You could be forgiven for thinking this was an April Fool’s, but Vienna’s University of Veterinary Medicine confirmed the exotic animal had indeed been unearthed in the town of Tulln nine years ago.
In a country where cows dominate the rural landscape, the discovery initially led scientists on a goose chase.
“The partly excavated skeleton was at first suspected to be a large horse or cattle,” said archaeozoologist Alfred Galik whose findings were published on Wednesday in the scientific journal PLOS ONE.
“But one look at the cervical vertebrae, the lower jaw and the metacarpal bones immediately revealed that this was a camel.”

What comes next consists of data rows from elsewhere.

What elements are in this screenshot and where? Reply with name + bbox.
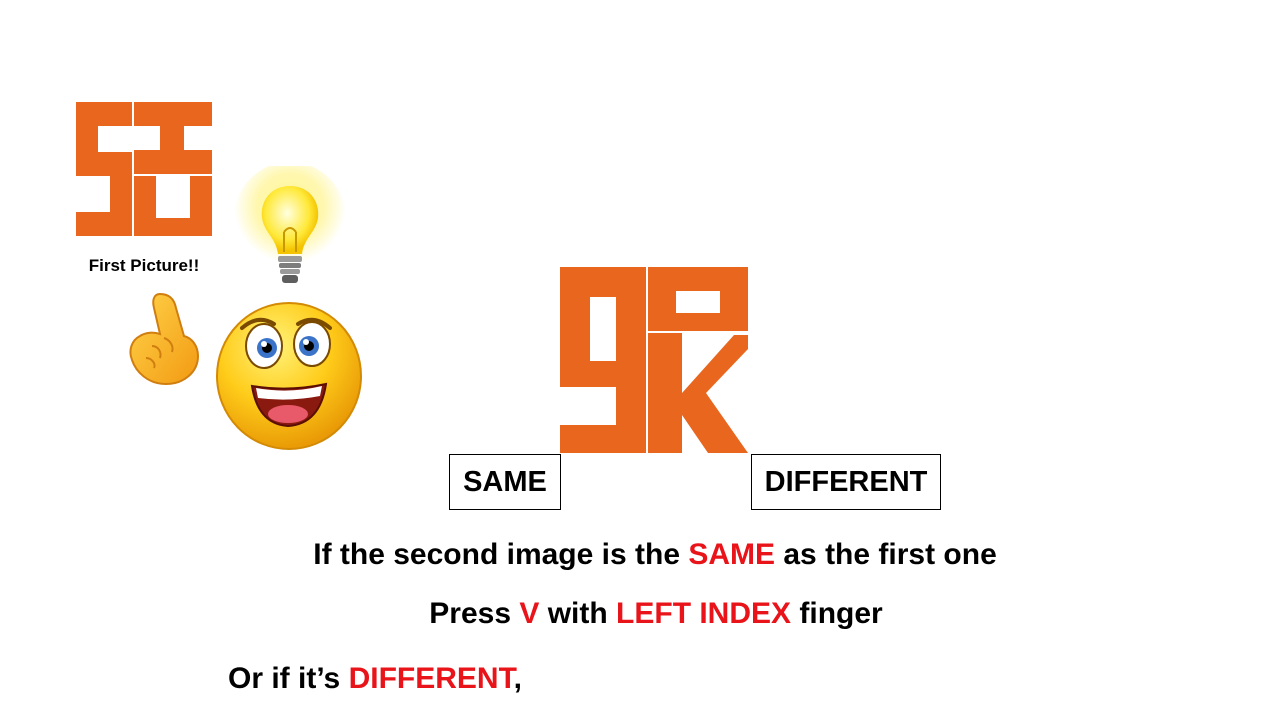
instruction-line-different: Or if it’s DIFFERENT,	[228, 662, 522, 695]
first-picture-caption: First Picture!!	[88, 256, 200, 275]
second-picture-glyph	[560, 267, 748, 453]
laughing-smiley-face-icon	[216, 302, 362, 450]
different-option-box[interactable]: DIFFERENT	[751, 454, 941, 510]
different-highlight: DIFFERENT	[348, 662, 514, 695]
first-picture-glyph	[76, 102, 212, 236]
same-option-label: SAME	[463, 465, 547, 498]
instruction-line-same: If the second image is the SAME as the f…	[313, 538, 997, 571]
instruction-line-press-key: Press V with LEFT INDEX finger	[429, 597, 883, 630]
same-option-box[interactable]: SAME	[449, 454, 561, 510]
different-option-label: DIFFERENT	[764, 465, 928, 498]
key-highlight: V	[519, 597, 540, 630]
finger-highlight: LEFT INDEX	[616, 597, 792, 630]
same-highlight: SAME	[688, 538, 776, 571]
pointing-up-hand-icon	[129, 292, 200, 386]
lightbulb-icon	[234, 166, 346, 283]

Galik and his team also found that the cross-breed camel had been most likely used as a riding and transport animal by the Ottoman army during the Siege of Vienna in 1683.

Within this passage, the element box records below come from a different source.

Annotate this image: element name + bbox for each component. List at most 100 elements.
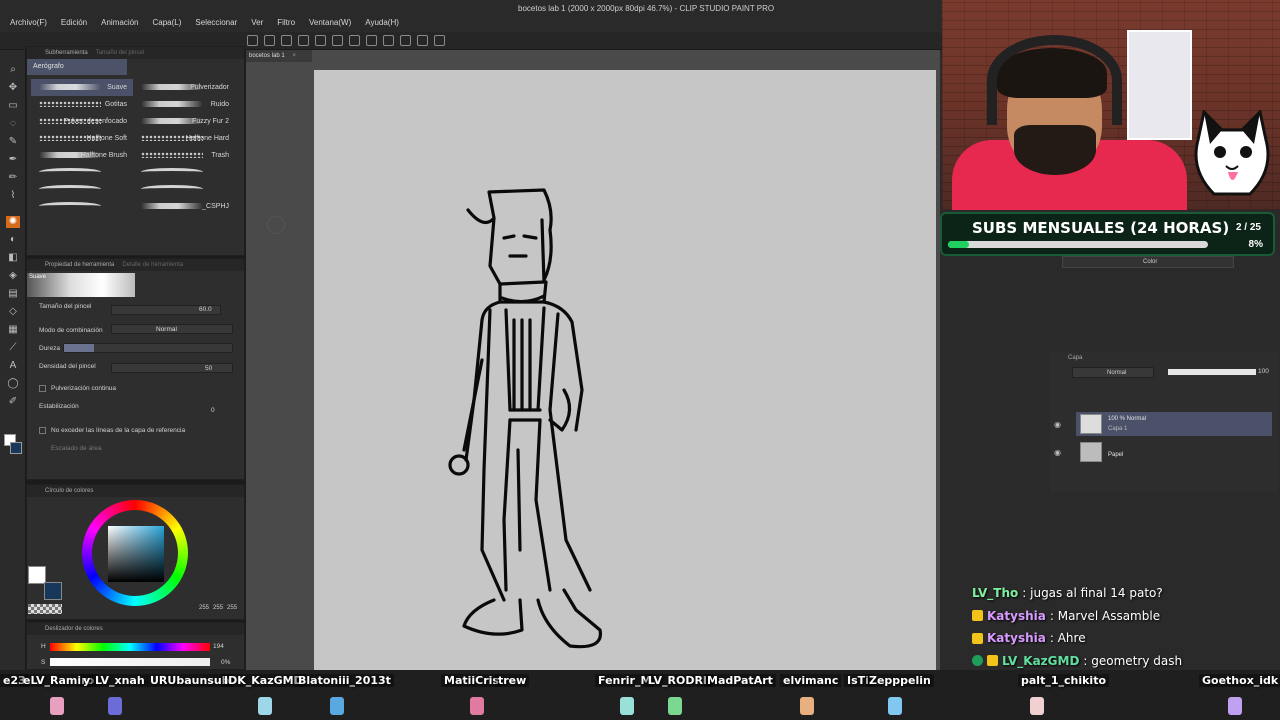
brush-suave[interactable]: Suave xyxy=(31,79,133,96)
airbrush-tool-icon[interactable]: ✺ xyxy=(6,216,20,228)
open-file-icon[interactable] xyxy=(264,35,275,46)
subtool-header-label[interactable]: Subherramienta xyxy=(45,50,88,56)
saturation-square[interactable] xyxy=(108,526,164,582)
pencil-tool-icon[interactable]: ✏ xyxy=(6,172,20,184)
fill-icon[interactable] xyxy=(349,35,360,46)
save-icon[interactable] xyxy=(281,35,292,46)
balloon-tool-icon[interactable]: ◯ xyxy=(6,378,20,390)
menu-edicion[interactable]: Edición xyxy=(61,18,87,27)
brush-pulver-desenfocado[interactable]: Pulver. desenfocado xyxy=(31,113,133,130)
viewer-avatar xyxy=(668,697,682,715)
color-wheel-header: Círculo de colores xyxy=(27,485,244,497)
chat-username: Katyshia xyxy=(987,608,1046,623)
brush-gotitas[interactable]: Gotitas xyxy=(31,96,133,113)
layer-opacity-slider[interactable] xyxy=(1168,369,1256,375)
continuous-checkbox[interactable] xyxy=(39,385,46,392)
move-tool-icon[interactable]: ✥ xyxy=(6,82,20,94)
gradient-tool-icon[interactable]: ▤ xyxy=(6,288,20,300)
brush-halftone-soft[interactable]: Halftone Soft xyxy=(31,130,133,147)
subs-percent: 8% xyxy=(1248,239,1263,250)
viewer-name: Blatoniii_2013t xyxy=(295,674,394,687)
transparent-swatch[interactable] xyxy=(28,604,62,614)
color-wheel-header-label[interactable]: Círculo de colores xyxy=(45,488,93,494)
ref-layer-checkbox[interactable] xyxy=(39,427,46,434)
eraser-tool-icon[interactable]: ◧ xyxy=(6,252,20,264)
layer-header[interactable]: Capa xyxy=(1068,355,1082,361)
preset-preview[interactable]: Suave xyxy=(27,273,135,297)
transform-icon[interactable] xyxy=(366,35,377,46)
brush-pulverizador[interactable]: Pulverizador xyxy=(133,79,235,96)
frame-tool-icon[interactable]: ▦ xyxy=(6,324,20,336)
clear-icon[interactable] xyxy=(332,35,343,46)
brush-label: Halftone Soft xyxy=(86,135,127,142)
layer-blend-select[interactable]: Normal xyxy=(1072,367,1154,378)
color-mode-select[interactable]: Color xyxy=(1062,256,1234,268)
viewer-avatar xyxy=(888,697,902,715)
ruler-icon[interactable] xyxy=(417,35,428,46)
undo-icon[interactable] xyxy=(298,35,309,46)
blend-tool-icon[interactable]: ◐ xyxy=(6,234,20,246)
lasso-tool-icon[interactable]: ◌ xyxy=(6,118,20,130)
perspective-icon[interactable] xyxy=(434,35,445,46)
blend-mode-select[interactable]: Normal xyxy=(111,324,233,334)
canvas-paper[interactable] xyxy=(314,70,936,670)
deselect-icon[interactable] xyxy=(383,35,394,46)
select-tool-icon[interactable]: ▭ xyxy=(6,100,20,112)
layer-name: Papel xyxy=(1108,452,1124,458)
layer-row-capa-1[interactable]: 100 % Normal Capa 1 xyxy=(1076,412,1272,436)
brush-ruido[interactable]: Ruido xyxy=(133,96,235,113)
menu-ventana[interactable]: Ventana(W) xyxy=(309,18,351,27)
visibility-eye-icon[interactable]: ◉ xyxy=(1054,420,1061,429)
pen-tool-icon[interactable]: ✒ xyxy=(6,154,20,166)
color-wheel[interactable] xyxy=(82,500,188,606)
brush-fuzzy-fur[interactable]: Fuzzy Fur 2 xyxy=(133,113,235,130)
snap-icon[interactable] xyxy=(400,35,411,46)
brush-tool-icon[interactable]: ⌇ xyxy=(6,190,20,202)
layer-row-papel[interactable]: Papel xyxy=(1076,440,1272,464)
command-icons xyxy=(247,35,445,46)
menu-archivo[interactable]: Archivo(F) xyxy=(10,18,47,27)
menu-filtro[interactable]: Filtro xyxy=(277,18,295,27)
color-slider-header-label[interactable]: Deslizador de colores xyxy=(45,626,103,632)
brush-wave-3[interactable] xyxy=(31,181,133,198)
brush-wave-4[interactable] xyxy=(133,181,235,198)
sub-color-swatch-large[interactable] xyxy=(44,582,62,600)
visibility-eye-icon[interactable]: ◉ xyxy=(1054,448,1061,457)
hardness-slider[interactable] xyxy=(63,343,233,353)
redo-icon[interactable] xyxy=(315,35,326,46)
ruler-tool-icon[interactable]: ⟋ xyxy=(6,342,20,354)
correction-tool-icon[interactable]: ✐ xyxy=(6,396,20,408)
fill-tool-icon[interactable]: ◈ xyxy=(6,270,20,282)
zoom-tool-icon[interactable]: ⌕ xyxy=(6,64,20,76)
menu-ayuda[interactable]: Ayuda(H) xyxy=(365,18,399,27)
tool-property-header-dim[interactable]: Detalle de herramienta xyxy=(122,262,183,268)
brush-halftone-hard[interactable]: Halftone Hard xyxy=(133,130,235,147)
chat-message: LV_Tho : jugas al final 14 pato? xyxy=(972,582,1277,605)
tool-property-header-label[interactable]: Propiedad de herramienta xyxy=(45,262,114,268)
hue-slider[interactable] xyxy=(50,643,210,651)
close-tab-icon[interactable]: × xyxy=(292,53,296,59)
brush-wave-2[interactable] xyxy=(133,164,235,181)
eyedropper-tool-icon[interactable]: ✎ xyxy=(6,136,20,148)
text-tool-icon[interactable]: A xyxy=(6,360,20,372)
sub-color-swatch[interactable] xyxy=(10,442,22,454)
new-file-icon[interactable] xyxy=(247,35,258,46)
menu-seleccionar[interactable]: Seleccionar xyxy=(195,18,237,27)
saturation-slider[interactable] xyxy=(50,658,210,666)
brush-wave-1[interactable] xyxy=(31,164,133,181)
chat-username: Katyshia xyxy=(987,631,1046,646)
figure-tool-icon[interactable]: ◇ xyxy=(6,306,20,318)
brush-wave-5[interactable] xyxy=(31,198,133,215)
menu-animacion[interactable]: Animación xyxy=(101,18,138,27)
density-slider[interactable] xyxy=(111,363,233,373)
menu-items: Archivo(F) Edición Animación Capa(L) Sel… xyxy=(10,18,399,27)
brush-csphj[interactable]: _CSPHJ xyxy=(133,198,235,215)
airbrush-group-tab[interactable]: Aerógrafo xyxy=(27,59,127,75)
menu-capa[interactable]: Capa(L) xyxy=(153,18,182,27)
brush-trash[interactable]: Trash xyxy=(133,147,235,164)
document-tab[interactable]: bocetos lab 1 × xyxy=(246,50,312,62)
menu-ver[interactable]: Ver xyxy=(251,18,263,27)
brush-halftone-brush[interactable]: Halftone Brush xyxy=(31,147,133,164)
s-unit: % xyxy=(224,659,231,666)
subtool-header-dim[interactable]: Tamaño del pincel xyxy=(96,50,144,56)
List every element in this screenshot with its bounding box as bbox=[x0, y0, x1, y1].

If modern-day scientists were stumped by the find, it would have been an even greater shock for residents of 17th-century Tulln.
“The animal was certainly exotic for the people of Tulln. They probably didn’t know what to feed it or whether one could eat it,” Galik said.
While Roman-era camel bones occasionally surface in Austria, Serbia and Belgium, the Tulln discovery was the first complete camel skeleton to emerge in Central Europe.
“This means that the animal was not killed and then butchered. It may have been acquired as part of an exchange,” said Galik.